If you can’t trust the data, you can’t trust Georgia
This isn’t an isolated case. As the Washington Post writes:
The governor’s office apologized for what state Rep. Scott Holcomb, an Atlanta Democrat, properly called a “cuckoo” presentation of data. But as the Atlanta Journal-Constitution noted, it was the third such “error” in as many weeks involving sloppy counting of cases, deaths and other measures tracking covid-19. Another official state chart continues to show cases dropping dramatically over 14 days, with an asterisk explaining that “confirmed cases over the last 14 days may not be accounted for due to illnesses yet to be reported or test results may still be pending.”
As I write this, here’s what the Georgia Department of Health displays on its site regarding cases of COVID-19 in Georgia:
The orange “7-day moving average” is clearly declining. But in the shaded area at the right, the data is described as “preliminary” and the chart includes this legend:
* 14-day window – Confirmed cases over the last 14 days may not be accounted for due to illnesses yet to be reported or test results may still be pending.
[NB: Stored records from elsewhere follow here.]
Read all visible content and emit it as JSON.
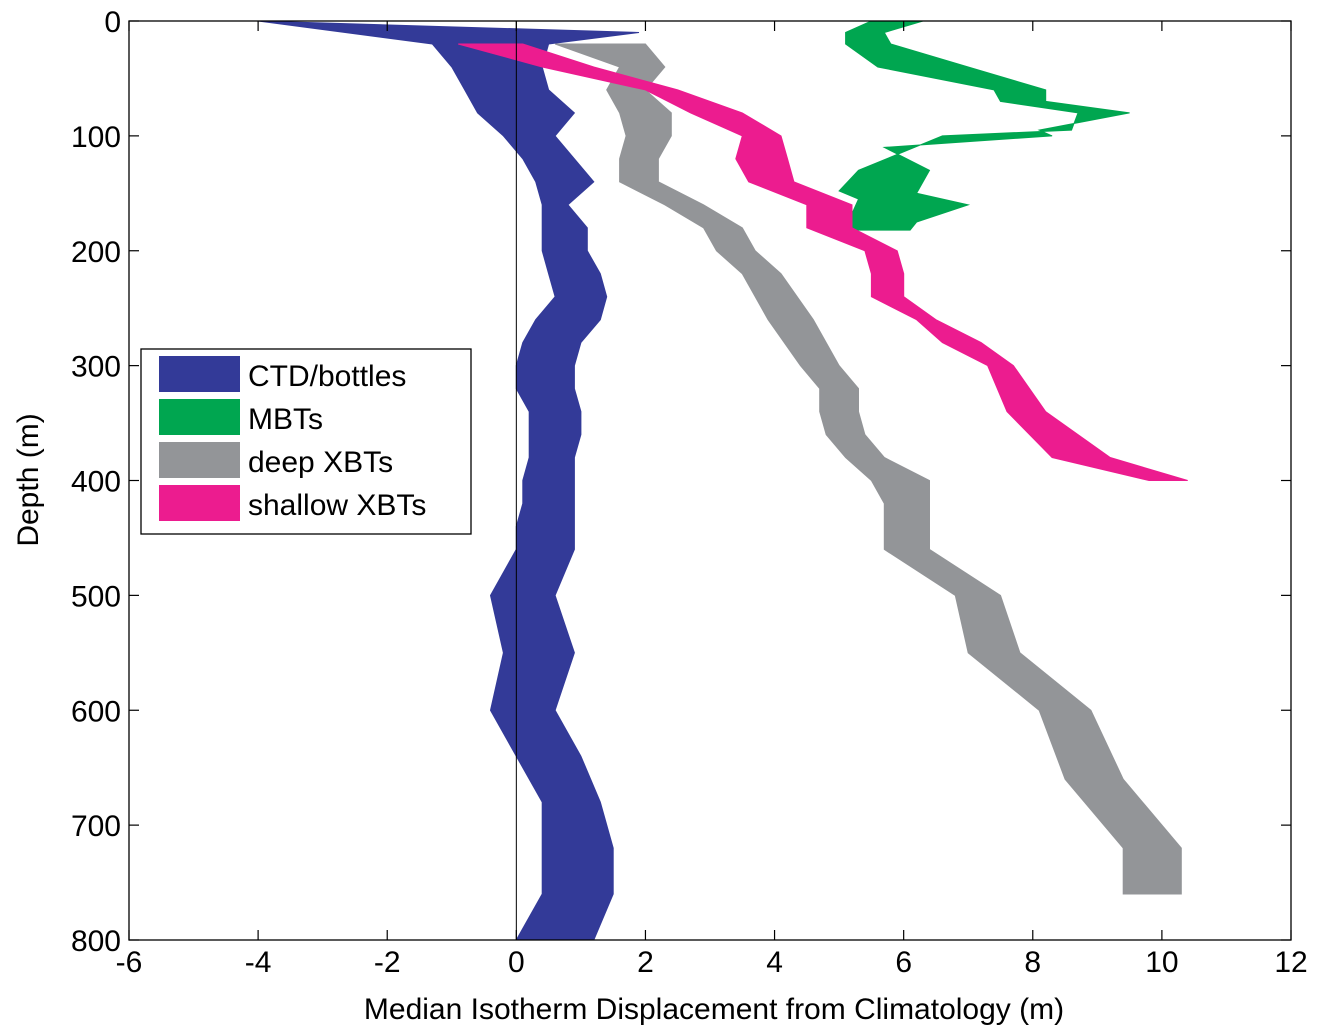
{
  "chart_data": {
    "type": "area",
    "title": "",
    "xlabel": "Median Isotherm Displacement from Climatology (m)",
    "ylabel": "Depth (m)",
    "xlim": [
      -6,
      12
    ],
    "ylim": [
      0,
      800
    ],
    "y_inverted": true,
    "xticks": [
      -6,
      -4,
      -2,
      0,
      2,
      4,
      6,
      8,
      10,
      12
    ],
    "yticks": [
      0,
      100,
      200,
      300,
      400,
      500,
      600,
      700,
      800
    ],
    "xtick_labels": [
      "-6",
      "-4",
      "-2",
      "0",
      "2",
      "4",
      "6",
      "8",
      "10",
      "12"
    ],
    "ytick_labels": [
      "0",
      "100",
      "200",
      "300",
      "400",
      "500",
      "600",
      "700",
      "800"
    ],
    "grid": false,
    "reference_line_x": 0,
    "legend": {
      "position": "middle-left"
    },
    "series": [
      {
        "name": "CTD/bottles",
        "color": "#333A98",
        "left": [
          [
            -4.0,
            0
          ],
          [
            -1.3,
            20
          ],
          [
            -1.0,
            40
          ],
          [
            -0.8,
            60
          ],
          [
            -0.6,
            80
          ],
          [
            -0.2,
            100
          ],
          [
            0.1,
            120
          ],
          [
            0.3,
            140
          ],
          [
            0.4,
            160
          ],
          [
            0.4,
            180
          ],
          [
            0.4,
            200
          ],
          [
            0.5,
            220
          ],
          [
            0.6,
            240
          ],
          [
            0.3,
            260
          ],
          [
            0.1,
            280
          ],
          [
            0.0,
            300
          ],
          [
            0.0,
            320
          ],
          [
            0.2,
            340
          ],
          [
            0.2,
            360
          ],
          [
            0.2,
            380
          ],
          [
            0.1,
            400
          ],
          [
            0.1,
            420
          ],
          [
            0.0,
            440
          ],
          [
            0.0,
            460
          ],
          [
            -0.4,
            500
          ],
          [
            -0.2,
            550
          ],
          [
            -0.4,
            600
          ],
          [
            0.0,
            640
          ],
          [
            0.4,
            680
          ],
          [
            0.4,
            720
          ],
          [
            0.4,
            760
          ],
          [
            0.0,
            800
          ]
        ],
        "right": [
          [
            1.9,
            10
          ],
          [
            0.5,
            20
          ],
          [
            0.4,
            40
          ],
          [
            0.5,
            60
          ],
          [
            0.9,
            80
          ],
          [
            0.6,
            100
          ],
          [
            0.9,
            120
          ],
          [
            1.2,
            140
          ],
          [
            0.8,
            160
          ],
          [
            1.1,
            180
          ],
          [
            1.1,
            200
          ],
          [
            1.3,
            220
          ],
          [
            1.4,
            240
          ],
          [
            1.3,
            260
          ],
          [
            1.0,
            280
          ],
          [
            0.9,
            300
          ],
          [
            0.9,
            320
          ],
          [
            1.0,
            340
          ],
          [
            1.0,
            360
          ],
          [
            0.9,
            380
          ],
          [
            0.9,
            400
          ],
          [
            0.9,
            420
          ],
          [
            0.9,
            440
          ],
          [
            0.9,
            460
          ],
          [
            0.6,
            500
          ],
          [
            0.9,
            550
          ],
          [
            0.6,
            600
          ],
          [
            1.0,
            640
          ],
          [
            1.3,
            680
          ],
          [
            1.5,
            720
          ],
          [
            1.5,
            760
          ],
          [
            1.2,
            800
          ]
        ]
      },
      {
        "name": "MBTs",
        "color": "#00A650",
        "left": [
          [
            5.5,
            0
          ],
          [
            5.1,
            10
          ],
          [
            5.1,
            20
          ],
          [
            5.6,
            40
          ],
          [
            7.4,
            60
          ],
          [
            7.5,
            70
          ],
          [
            8.7,
            80
          ],
          [
            8.6,
            95
          ],
          [
            6.6,
            100
          ],
          [
            5.3,
            130
          ],
          [
            5.0,
            148
          ],
          [
            5.3,
            155
          ],
          [
            5.1,
            180
          ],
          [
            5.1,
            182
          ]
        ],
        "right": [
          [
            6.3,
            0
          ],
          [
            5.7,
            10
          ],
          [
            5.8,
            20
          ],
          [
            7.0,
            40
          ],
          [
            8.2,
            60
          ],
          [
            8.2,
            70
          ],
          [
            9.5,
            80
          ],
          [
            8.1,
            95
          ],
          [
            8.3,
            100
          ],
          [
            5.7,
            110
          ],
          [
            6.4,
            130
          ],
          [
            6.2,
            150
          ],
          [
            7.0,
            160
          ],
          [
            6.2,
            175
          ],
          [
            6.1,
            182
          ]
        ]
      },
      {
        "name": "deep XBTs",
        "color": "#939598",
        "left": [
          [
            0.6,
            20
          ],
          [
            1.6,
            40
          ],
          [
            1.4,
            60
          ],
          [
            1.6,
            80
          ],
          [
            1.7,
            100
          ],
          [
            1.6,
            120
          ],
          [
            1.6,
            140
          ],
          [
            2.3,
            160
          ],
          [
            2.9,
            180
          ],
          [
            3.1,
            200
          ],
          [
            3.5,
            220
          ],
          [
            3.9,
            260
          ],
          [
            4.4,
            300
          ],
          [
            4.7,
            320
          ],
          [
            4.7,
            340
          ],
          [
            4.8,
            360
          ],
          [
            5.1,
            380
          ],
          [
            5.5,
            400
          ],
          [
            5.7,
            420
          ],
          [
            5.7,
            460
          ],
          [
            6.8,
            500
          ],
          [
            7.0,
            550
          ],
          [
            8.1,
            600
          ],
          [
            8.5,
            660
          ],
          [
            9.4,
            720
          ],
          [
            9.4,
            760
          ]
        ],
        "right": [
          [
            2.0,
            20
          ],
          [
            2.3,
            40
          ],
          [
            2.0,
            60
          ],
          [
            2.4,
            80
          ],
          [
            2.4,
            100
          ],
          [
            2.2,
            120
          ],
          [
            2.2,
            140
          ],
          [
            2.9,
            160
          ],
          [
            3.5,
            180
          ],
          [
            3.7,
            200
          ],
          [
            4.1,
            220
          ],
          [
            4.6,
            260
          ],
          [
            5.0,
            300
          ],
          [
            5.3,
            320
          ],
          [
            5.3,
            340
          ],
          [
            5.4,
            360
          ],
          [
            5.7,
            380
          ],
          [
            6.4,
            400
          ],
          [
            6.4,
            420
          ],
          [
            6.4,
            460
          ],
          [
            7.5,
            500
          ],
          [
            7.8,
            550
          ],
          [
            8.9,
            600
          ],
          [
            9.4,
            660
          ],
          [
            10.3,
            720
          ],
          [
            10.3,
            760
          ]
        ]
      },
      {
        "name": "shallow XBTs",
        "color": "#EC1C8F",
        "left": [
          [
            -0.9,
            20
          ],
          [
            0.4,
            40
          ],
          [
            2.0,
            60
          ],
          [
            2.7,
            80
          ],
          [
            3.5,
            100
          ],
          [
            3.4,
            120
          ],
          [
            3.6,
            140
          ],
          [
            4.5,
            160
          ],
          [
            4.5,
            180
          ],
          [
            5.4,
            200
          ],
          [
            5.5,
            220
          ],
          [
            5.5,
            240
          ],
          [
            6.2,
            260
          ],
          [
            6.6,
            280
          ],
          [
            7.3,
            300
          ],
          [
            7.6,
            340
          ],
          [
            8.3,
            380
          ],
          [
            9.8,
            400
          ]
        ],
        "right": [
          [
            0.1,
            20
          ],
          [
            1.2,
            40
          ],
          [
            2.5,
            60
          ],
          [
            3.5,
            80
          ],
          [
            4.1,
            100
          ],
          [
            4.2,
            120
          ],
          [
            4.3,
            140
          ],
          [
            5.2,
            160
          ],
          [
            5.2,
            180
          ],
          [
            5.9,
            200
          ],
          [
            6.0,
            220
          ],
          [
            6.0,
            240
          ],
          [
            6.5,
            260
          ],
          [
            7.2,
            280
          ],
          [
            7.7,
            300
          ],
          [
            8.2,
            340
          ],
          [
            9.2,
            380
          ],
          [
            10.4,
            400
          ]
        ]
      }
    ]
  }
}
Note – Data during the reporting period may be incomplete due to the lag in time between when the case was tested and/or reported and submitted to the Georgia DPH for reporting purposes. This delay can vary depending on the testing facility and/or jurisdiction.
Is it safe to go out in Georgia? Maybe. But if you can’t trust the government’s data and presentation, what makes you sure you can trust their decisions?